O último capítulo – “The Serialization Game: Computer Hardware and the Serial Production of Video Games” – é o mais exemplar do grupo, uma vez que trata exclusivamente dos aspetos tecnológicos (a que Matthew Kirschenbaum chamaria ‘materialidade forense’) da serialidade em videojogos digitais, e, grosso modo, representa um estudo de caso da serialidade nascida em meio digital. O seu autor, Thijs van den Berg, apresenta uma revisão crítica da evolução do hardware computacional e da relação deste com os ritmos da serialização dos videojogos digitais. Van den Berg defende que as séries de videojogos são condicionadas pela tendência entre os fabricantes dos chips de computador de aumentar constantemente a densidade dos circuitos. Por um lado, os produtores de videojogos recebem cada vez melhores recursos gráficos, mas, por outro lado, a própria indústria de hardware necessita da produção e transmissão serial de videojogos para assegurar a lógica, também serial, da inovação tecnológica.
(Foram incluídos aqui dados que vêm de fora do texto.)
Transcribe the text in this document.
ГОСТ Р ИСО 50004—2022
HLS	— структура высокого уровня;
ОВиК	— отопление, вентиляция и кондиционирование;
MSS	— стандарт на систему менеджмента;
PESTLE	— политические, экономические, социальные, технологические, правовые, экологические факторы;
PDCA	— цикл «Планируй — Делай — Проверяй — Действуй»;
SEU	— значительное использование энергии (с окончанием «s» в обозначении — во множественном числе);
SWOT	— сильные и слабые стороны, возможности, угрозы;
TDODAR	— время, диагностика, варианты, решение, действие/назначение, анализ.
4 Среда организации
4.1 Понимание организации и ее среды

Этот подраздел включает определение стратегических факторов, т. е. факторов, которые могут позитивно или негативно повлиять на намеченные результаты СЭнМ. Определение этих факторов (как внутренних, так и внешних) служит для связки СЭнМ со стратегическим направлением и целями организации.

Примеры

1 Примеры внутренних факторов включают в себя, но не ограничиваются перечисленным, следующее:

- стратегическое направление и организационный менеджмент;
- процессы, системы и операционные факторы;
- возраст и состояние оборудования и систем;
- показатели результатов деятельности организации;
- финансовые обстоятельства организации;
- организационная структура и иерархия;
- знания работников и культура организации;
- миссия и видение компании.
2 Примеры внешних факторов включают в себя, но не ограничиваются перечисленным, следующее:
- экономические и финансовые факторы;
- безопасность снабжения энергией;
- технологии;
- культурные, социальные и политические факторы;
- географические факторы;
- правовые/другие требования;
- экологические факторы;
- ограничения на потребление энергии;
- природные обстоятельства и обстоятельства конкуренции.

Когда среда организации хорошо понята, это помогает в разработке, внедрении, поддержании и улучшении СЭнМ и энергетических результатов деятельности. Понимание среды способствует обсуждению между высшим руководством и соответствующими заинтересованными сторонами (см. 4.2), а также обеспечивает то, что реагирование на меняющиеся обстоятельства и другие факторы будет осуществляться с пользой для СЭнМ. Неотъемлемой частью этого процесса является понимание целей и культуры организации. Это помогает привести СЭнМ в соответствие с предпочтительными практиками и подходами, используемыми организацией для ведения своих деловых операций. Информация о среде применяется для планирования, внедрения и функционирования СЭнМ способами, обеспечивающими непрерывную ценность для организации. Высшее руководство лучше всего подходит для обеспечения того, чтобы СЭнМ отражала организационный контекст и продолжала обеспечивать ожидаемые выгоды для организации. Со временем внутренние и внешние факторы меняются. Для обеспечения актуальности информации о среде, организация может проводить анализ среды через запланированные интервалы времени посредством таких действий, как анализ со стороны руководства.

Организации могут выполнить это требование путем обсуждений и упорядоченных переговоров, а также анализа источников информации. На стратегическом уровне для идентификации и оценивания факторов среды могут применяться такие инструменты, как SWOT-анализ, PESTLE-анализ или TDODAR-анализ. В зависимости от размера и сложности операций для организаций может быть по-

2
Em síntese, ao olhar para o panorama dos ensaios reunidos na coletânea Serialization in Popular Culture, é possível concluir que, no seu mais recente ressurgimento, os Seriality Studies caracterizam-se pela constante ampliação da variedade de matérias analisadas e dos métodos de estudo. Enquanto, por um lado, há um contínuo nas linhas de pesquisa relacionadas com a composição, distribuição, consumo e receção de projetos serializados, por outro lado, os estudos tornam-se cada vez mais pormenorizados ao focarem-se em todo o tipo de padrões, processos, atividades ou efeitos que assentam na lógica serial.

Serialization in Popular Culture representa um dos primeiros resultados do mais recente esforço na área dos estudos sobre a serialização, que passa a dispor deste livro publicado por uma editora de renome. Se considerar a coletânea como um episódio piloto projetado para testar o potencial desta nova temporada, julgo possível admitir que, pese embora as peculiaridades de alguns contributos, o livro justifica a continuação do trabalho na área e, portanto, a ‘serialização’ dos estudos de carater transmedial e transhistórico, com ligação à tradição, mas com ênfase nas particularidades emergentes da afirmação do meio digital.